If you do not have VMware vSphere Command-Line Interface installed, download and install on a machine that can reach the ESX servers.

(If running Ubuntu, you might want to install libuuid-perl and libclass-methodmaker-perl)

Use the vicfg-snmp command to configure and enable the service:

$ vicfg-snmp --server kaffe --username root --communities public --enable

To check, use some SNMP tool (I prefere snmpwalk):

$ snmpwalk -Os -Cc -c public -v 2c kaffe enterprises.6876.1.1
enterprises.6876.1.1.0 = STRING: "VMware ESX"

To use this in Nagios, you will have to download the check_vmware_status. I prefere to place it within the Nagios plugin directory (our installation uses /usr/lib/nagios/plugins). Make sure it is runnable (chmod +r).

I've added a command to Nagios config (commands.cfg)

define command{
command_name check_vmware_status
command_line $USER1$/check_vmware_status -N kamuf -N emba -N kaffe -H $HOSTNAME$

The -N's is all our ESX servers (nodes if you like) that is part of the VMware cluster.

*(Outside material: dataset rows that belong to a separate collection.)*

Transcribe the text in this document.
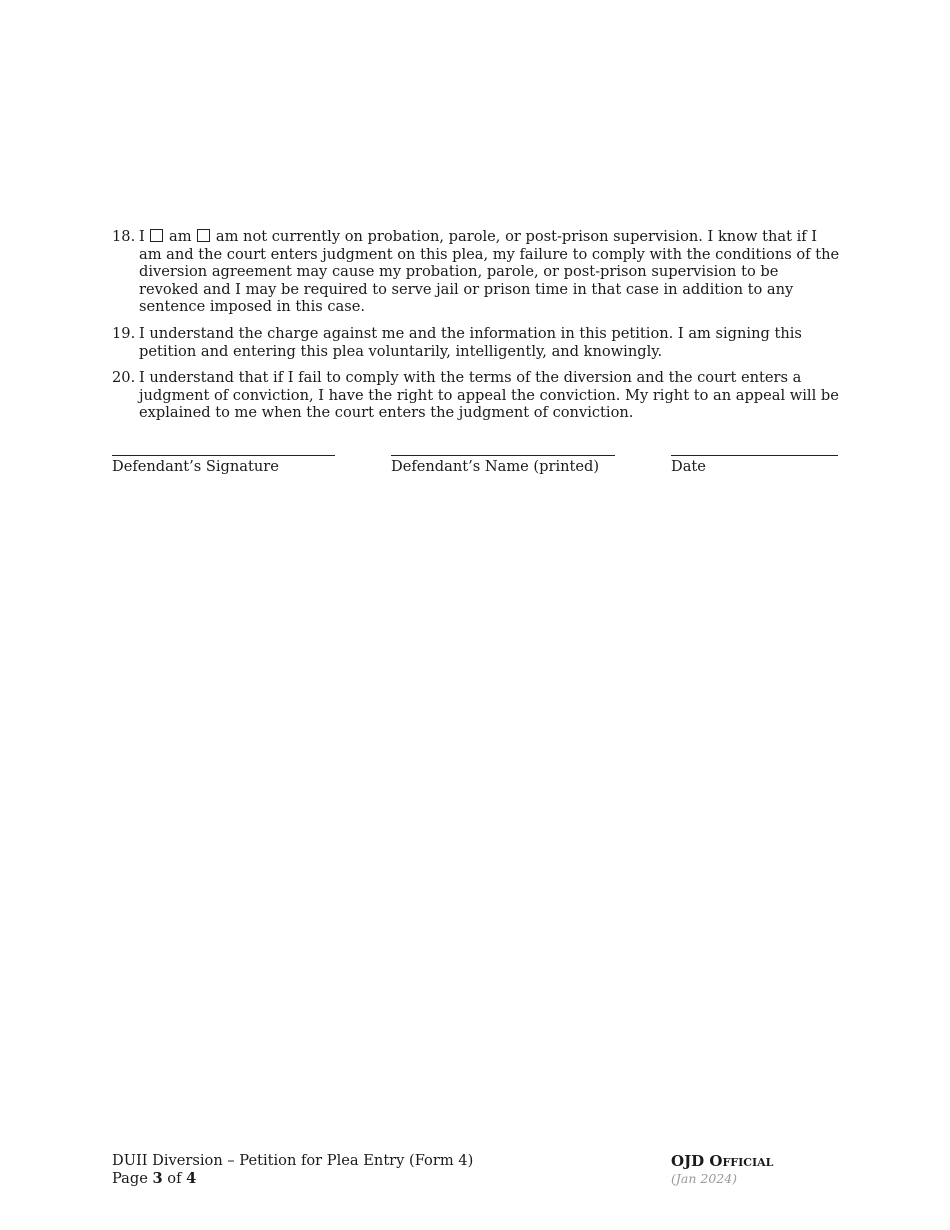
18. I am am not currently on probation, parole, or post-prison supervision. I know that if I am and the court enters judgment on this plea, my failure to comply with the conditions of the diversion agreement may cause my probation, parole, or post-prison supervision to be revoked and I may be required to serve jail or prison time in that case in addition to any sentence imposed in this case.
19. I understand the charge against me and the information in this petition. I am signing this petition and entering this plea voluntarily, intelligently, and knowingly.
20. I understand that if I fail to comply with the terms of the diversion and the court enters a judgment of conviction, I have the right to appeal the conviction. My right to an appeal will be explained to me when the court enters the judgment of conviction.
Defendant’s Signature	Defendant’s Name (printed)	Date
DUII Diversion – Petition for Plea Entry (Form 4)
Page 3 of 4
OJD Official
(Jan 2024)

I've made a host group for all the virtual machines we want to monitor and made this service config (services_nagios2.cfg):

define service{
use generic-service ; Name of service template to use
hostgroup_name virtual-machines
service_description VMWARE-ON
is_volatile 0
check_period 24x7
max_check_attempts 3
normal_check_interval 5
retry_check_interval 1
contact_groups vm-admins
notification_interval 120
notification_period workhours
notification_options c,r
check_command check_vmware_status

An example of a host configuration:

define host{
use generic
host_name provis-ts
alias Terminal server

An example of a hostgroup configuration:

define hostgroup{
hostgroup_name virtual-machines
alias Virtual machines
members provis-ts, provis-dc